I worked with an amazing team for this project and I think we all became totally obsessed it was as if the project was enacting itself as well because we were generating forms that repeat. There is a big play on scale some microscopy things have become gigantic and the other way around. But they also have that quality that is also similarly quite hallucinatory which is that when you look through a microscope and you cannot believe these structures that underpin organic forms they have that quality as well in the sense that there's a really interesting relationship with scale and the macro and the micro"
Ben Luke talks to Marguerite Humeau about her influences—from writers to film-makers, musicians and, of course, other artists—and the cultural experiences that have shaped her life and work.
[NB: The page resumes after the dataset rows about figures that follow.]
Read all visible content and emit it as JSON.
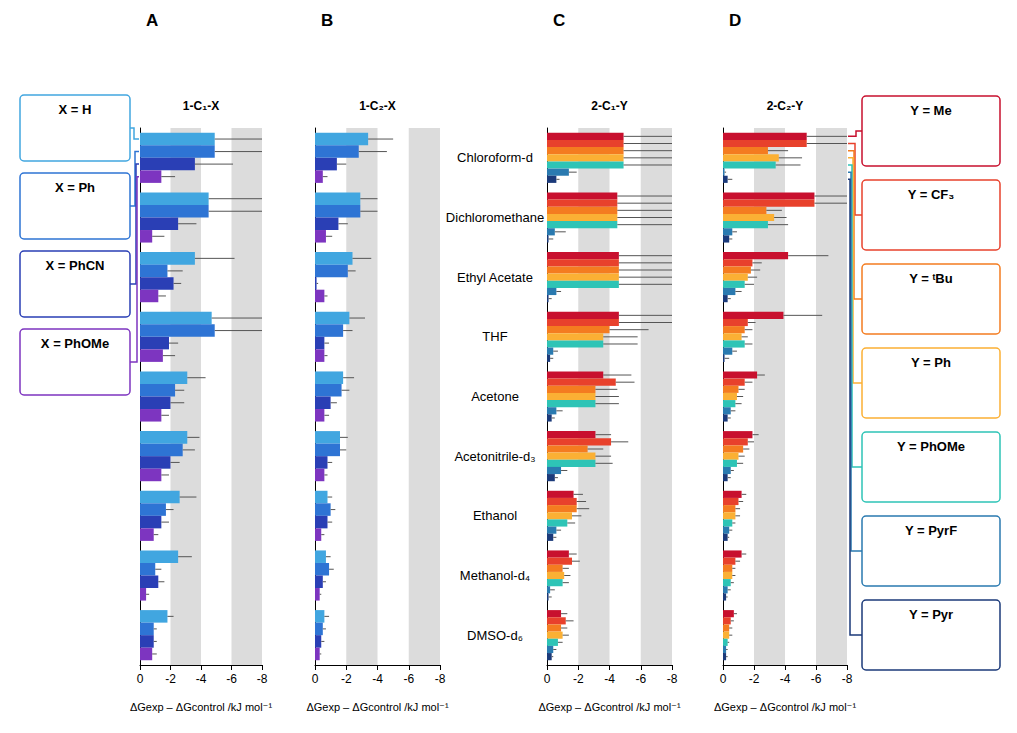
{
  "chart_data": [
    {
      "type": "bar",
      "orientation": "horizontal",
      "title": "A",
      "subtitle": "1-C₁-X",
      "categories": [
        "Chloroform-d",
        "Dichloromethane",
        "Ethyl Acetate",
        "THF",
        "Acetone",
        "Acetonitrile-d₃",
        "Ethanol",
        "Methanol-d₄",
        "DMSO-d₆"
      ],
      "x_label": "ΔGexp – ΔGcontrol /kJ mol⁻¹",
      "xlim": [
        0,
        -8
      ],
      "xticks": [
        0,
        -2,
        -4,
        -6,
        -8
      ],
      "grid": true,
      "legend": "left",
      "tick_labels": "x",
      "series": [
        {
          "name": "X = H",
          "color": "#41a6e0",
          "values": [
            -4.9,
            -4.5,
            -3.6,
            -4.7,
            -3.1,
            -3.1,
            -2.6,
            -2.5,
            -1.8
          ],
          "errors": [
            3.1,
            3.5,
            2.6,
            3.3,
            1.2,
            0.8,
            1.1,
            0.9,
            0.4
          ]
        },
        {
          "name": "X = Ph",
          "color": "#2e74d4",
          "values": [
            -4.9,
            -4.5,
            -1.8,
            -4.9,
            -2.3,
            -2.8,
            -1.7,
            -1.0,
            -0.9
          ],
          "errors": [
            3.1,
            3.5,
            1.0,
            3.1,
            0.6,
            0.8,
            0.5,
            0.4,
            0.2
          ]
        },
        {
          "name": "X = PhCN",
          "color": "#2a3fb5",
          "values": [
            -3.6,
            -2.5,
            -2.2,
            -1.9,
            -2.0,
            -2.0,
            -1.4,
            -1.2,
            -0.9
          ],
          "errors": [
            2.5,
            1.2,
            0.5,
            0.6,
            0.9,
            0.6,
            0.5,
            0.4,
            0.2
          ]
        },
        {
          "name": "X = PhOMe",
          "color": "#7d35c0",
          "values": [
            -1.4,
            -0.8,
            -1.2,
            -1.5,
            -1.4,
            -1.4,
            -0.9,
            -0.4,
            -0.8
          ],
          "errors": [
            0.9,
            0.8,
            0.5,
            0.8,
            0.5,
            0.5,
            0.3,
            0.2,
            0.3
          ]
        }
      ]
    },
    {
      "type": "bar",
      "orientation": "horizontal",
      "title": "B",
      "subtitle": "1-C₂-X",
      "categories": [
        "Chloroform-d",
        "Dichloromethane",
        "Ethyl Acetate",
        "THF",
        "Acetone",
        "Acetonitrile-d₃",
        "Ethanol",
        "Methanol-d₄",
        "DMSO-d₆"
      ],
      "x_label": "ΔGexp – ΔGcontrol /kJ mol⁻¹",
      "xlim": [
        0,
        -8
      ],
      "xticks": [
        0,
        -2,
        -4,
        -6,
        -8
      ],
      "grid": true,
      "tick_labels": "x",
      "series": [
        {
          "name": "X = H",
          "color": "#41a6e0",
          "values": [
            -3.4,
            -2.9,
            -2.4,
            -2.2,
            -1.8,
            -1.6,
            -0.8,
            -0.7,
            -0.6
          ],
          "errors": [
            1.6,
            1.1,
            1.2,
            1.0,
            0.7,
            0.5,
            0.3,
            0.3,
            0.3
          ]
        },
        {
          "name": "X = Ph",
          "color": "#2e74d4",
          "values": [
            -2.8,
            -2.9,
            -2.1,
            -1.8,
            -1.7,
            -1.6,
            -1.0,
            -0.9,
            -0.5
          ],
          "errors": [
            1.8,
            1.1,
            0.5,
            0.6,
            0.5,
            0.4,
            0.3,
            0.3,
            0.2
          ]
        },
        {
          "name": "X = PhCN",
          "color": "#2a3fb5",
          "values": [
            -1.4,
            -1.5,
            -0.1,
            -0.6,
            -1.0,
            -0.8,
            -0.8,
            -0.5,
            -0.4
          ],
          "errors": [
            0.6,
            0.6,
            0.1,
            0.3,
            0.4,
            0.3,
            0.3,
            0.2,
            0.2
          ]
        },
        {
          "name": "X = PhOMe",
          "color": "#7d35c0",
          "values": [
            -0.5,
            -0.7,
            -0.6,
            -0.6,
            -0.6,
            -0.6,
            -0.4,
            -0.3,
            -0.3
          ],
          "errors": [
            0.3,
            0.4,
            0.2,
            0.2,
            0.3,
            0.2,
            0.2,
            0.1,
            0.1
          ]
        }
      ]
    },
    {
      "type": "bar",
      "orientation": "horizontal",
      "title": "C",
      "subtitle": "2-C₁-Y",
      "categories": [
        "Chloroform-d",
        "Dichloromethane",
        "Ethyl Acetate",
        "THF",
        "Acetone",
        "Acetonitrile-d₃",
        "Ethanol",
        "Methanol-d₄",
        "DMSO-d₆"
      ],
      "x_label": "ΔGexp – ΔGcontrol /kJ mol⁻¹",
      "xlim": [
        0,
        -8
      ],
      "xticks": [
        0,
        -2,
        -4,
        -6,
        -8
      ],
      "grid": true,
      "tick_labels": true,
      "series": [
        {
          "name": "Y = Me",
          "color": "#c8102e",
          "values": [
            -4.9,
            -4.5,
            -4.6,
            -4.6,
            -3.6,
            -3.1,
            -1.7,
            -1.4,
            -0.9
          ],
          "errors": [
            3.1,
            3.5,
            3.4,
            3.4,
            1.8,
            1.0,
            0.6,
            0.5,
            0.4
          ]
        },
        {
          "name": "Y = CF₃",
          "color": "#e8412c",
          "values": [
            -4.9,
            -4.5,
            -4.6,
            -4.6,
            -4.4,
            -4.1,
            -1.9,
            -1.6,
            -1.2
          ],
          "errors": [
            3.1,
            3.5,
            3.4,
            3.4,
            1.2,
            1.1,
            0.6,
            0.5,
            0.5
          ]
        },
        {
          "name": "Y = ᵗBu",
          "color": "#f47c20",
          "values": [
            -4.9,
            -4.5,
            -4.6,
            -4.0,
            -3.1,
            -2.6,
            -1.9,
            -1.0,
            -0.9
          ],
          "errors": [
            3.1,
            3.5,
            3.4,
            2.5,
            1.4,
            1.0,
            0.8,
            0.4,
            0.4
          ]
        },
        {
          "name": "Y = Ph",
          "color": "#fbb034",
          "values": [
            -4.9,
            -4.5,
            -4.6,
            -3.6,
            -3.1,
            -3.1,
            -1.6,
            -1.1,
            -1.0
          ],
          "errors": [
            3.1,
            3.5,
            3.4,
            2.2,
            1.5,
            1.0,
            0.6,
            0.4,
            0.4
          ]
        },
        {
          "name": "Y = PhOMe",
          "color": "#2ec4b6",
          "values": [
            -4.9,
            -4.5,
            -4.6,
            -3.6,
            -3.1,
            -3.1,
            -1.3,
            -1.0,
            -0.7
          ],
          "errors": [
            3.1,
            3.5,
            3.4,
            2.2,
            1.5,
            1.1,
            0.5,
            0.4,
            0.3
          ]
        },
        {
          "name": "Y = PyrF",
          "color": "#2a7ab0",
          "values": [
            -1.4,
            -0.5,
            -0.6,
            -0.4,
            -0.6,
            -0.9,
            -0.6,
            -0.2,
            -0.4
          ],
          "errors": [
            0.5,
            0.7,
            0.3,
            0.3,
            0.4,
            0.4,
            0.3,
            0.3,
            0.2
          ]
        },
        {
          "name": "Y = Pyr",
          "color": "#1b3a7a",
          "values": [
            -0.6,
            -0.1,
            -0.1,
            -0.2,
            -0.3,
            -0.5,
            -0.4,
            -0.1,
            -0.3
          ],
          "errors": [
            0.2,
            0.3,
            0.2,
            0.2,
            0.2,
            0.2,
            0.2,
            0.2,
            0.1
          ]
        }
      ]
    },
    {
      "type": "bar",
      "orientation": "horizontal",
      "title": "D",
      "subtitle": "2-C₂-Y",
      "categories": [
        "Chloroform-d",
        "Dichloromethane",
        "Ethyl Acetate",
        "THF",
        "Acetone",
        "Acetonitrile-d₃",
        "Ethanol",
        "Methanol-d₄",
        "DMSO-d₆"
      ],
      "x_label": "ΔGexp – ΔGcontrol /kJ mol⁻¹",
      "xlim": [
        0,
        -8
      ],
      "xticks": [
        0,
        -2,
        -4,
        -6,
        -8
      ],
      "grid": true,
      "legend": "right",
      "tick_labels": "x",
      "series": [
        {
          "name": "Y = Me",
          "color": "#c8102e",
          "values": [
            -5.4,
            -5.9,
            -4.2,
            -3.9,
            -2.2,
            -1.9,
            -1.2,
            -1.2,
            -0.7
          ],
          "errors": [
            2.6,
            2.1,
            2.6,
            2.5,
            0.5,
            0.4,
            0.3,
            0.3,
            0.2
          ]
        },
        {
          "name": "Y = CF₃",
          "color": "#e8412c",
          "values": [
            -5.4,
            -5.9,
            -1.9,
            -1.6,
            -1.4,
            -1.6,
            -1.0,
            -0.8,
            -0.5
          ],
          "errors": [
            2.6,
            2.1,
            0.6,
            0.5,
            0.5,
            0.4,
            0.3,
            0.3,
            0.2
          ]
        },
        {
          "name": "Y = ᵗBu",
          "color": "#f47c20",
          "values": [
            -2.9,
            -2.8,
            -1.8,
            -1.4,
            -1.0,
            -1.3,
            -0.8,
            -0.6,
            -0.4
          ],
          "errors": [
            1.3,
            1.0,
            0.6,
            0.5,
            0.4,
            0.4,
            0.3,
            0.2,
            0.2
          ]
        },
        {
          "name": "Y = Ph",
          "color": "#fbb034",
          "values": [
            -3.6,
            -3.3,
            -1.6,
            -1.2,
            -0.9,
            -1.0,
            -0.8,
            -0.6,
            -0.4
          ],
          "errors": [
            1.5,
            0.8,
            0.6,
            0.4,
            0.4,
            0.4,
            0.3,
            0.2,
            0.2
          ]
        },
        {
          "name": "Y = PhOMe",
          "color": "#2ec4b6",
          "values": [
            -3.4,
            -2.9,
            -1.4,
            -1.4,
            -0.8,
            -0.9,
            -0.6,
            -0.5,
            -0.3
          ],
          "errors": [
            1.6,
            1.3,
            0.6,
            0.5,
            0.4,
            0.4,
            0.2,
            0.2,
            0.1
          ]
        },
        {
          "name": "Y = PyrF",
          "color": "#2a7ab0",
          "values": [
            -0.1,
            -0.6,
            -0.8,
            -0.6,
            -0.5,
            -0.5,
            -0.4,
            -0.3,
            -0.2
          ],
          "errors": [
            0.1,
            0.3,
            0.4,
            0.3,
            0.3,
            0.2,
            0.2,
            0.2,
            0.1
          ]
        },
        {
          "name": "Y = Pyr",
          "color": "#1b3a7a",
          "values": [
            -0.3,
            -0.4,
            -0.3,
            -0.1,
            -0.3,
            -0.3,
            -0.3,
            -0.2,
            -0.2
          ],
          "errors": [
            0.3,
            0.2,
            0.2,
            0.3,
            0.2,
            0.2,
            0.1,
            0.1,
            0.1
          ]
        }
      ]
    }
  ]
}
Humeau was born in 1986 in the French city of Cholet, near Nantes, and lives in London. She creates extraordinary sculptural environments in which the scientific and the speculative are fused. She acknowledges the perilous present state of the planet and the future of humanity while exploring histories of life on earth across millennia, drawing on mainstream and fringe scientific theory, science fiction and various cultural phenomena, to create dramatic tableaux that are hugely distinctive in their visual language and subject matter. She asks fundamental questions about the world we inhabit and the meaning of human existence. She discusses her early love of the painting of Marlene Dumas, her awe at the work of Pierre Huyghe and how Nina Simone is an ongoing role model. She also reflects on her fascination with Leonora Carrington and the musicians Angel Bat Dawid and Bendik Giske. Plus, she gives insight into her studio life and answers our usual questions, including the ultimate: “What is art for?”
Marguerite Humeau: meys, White Cube Bermondsey, London, until 14 May; Orisons, Black Cube, San Luis Valley, Colorado, 24 June-June 2025.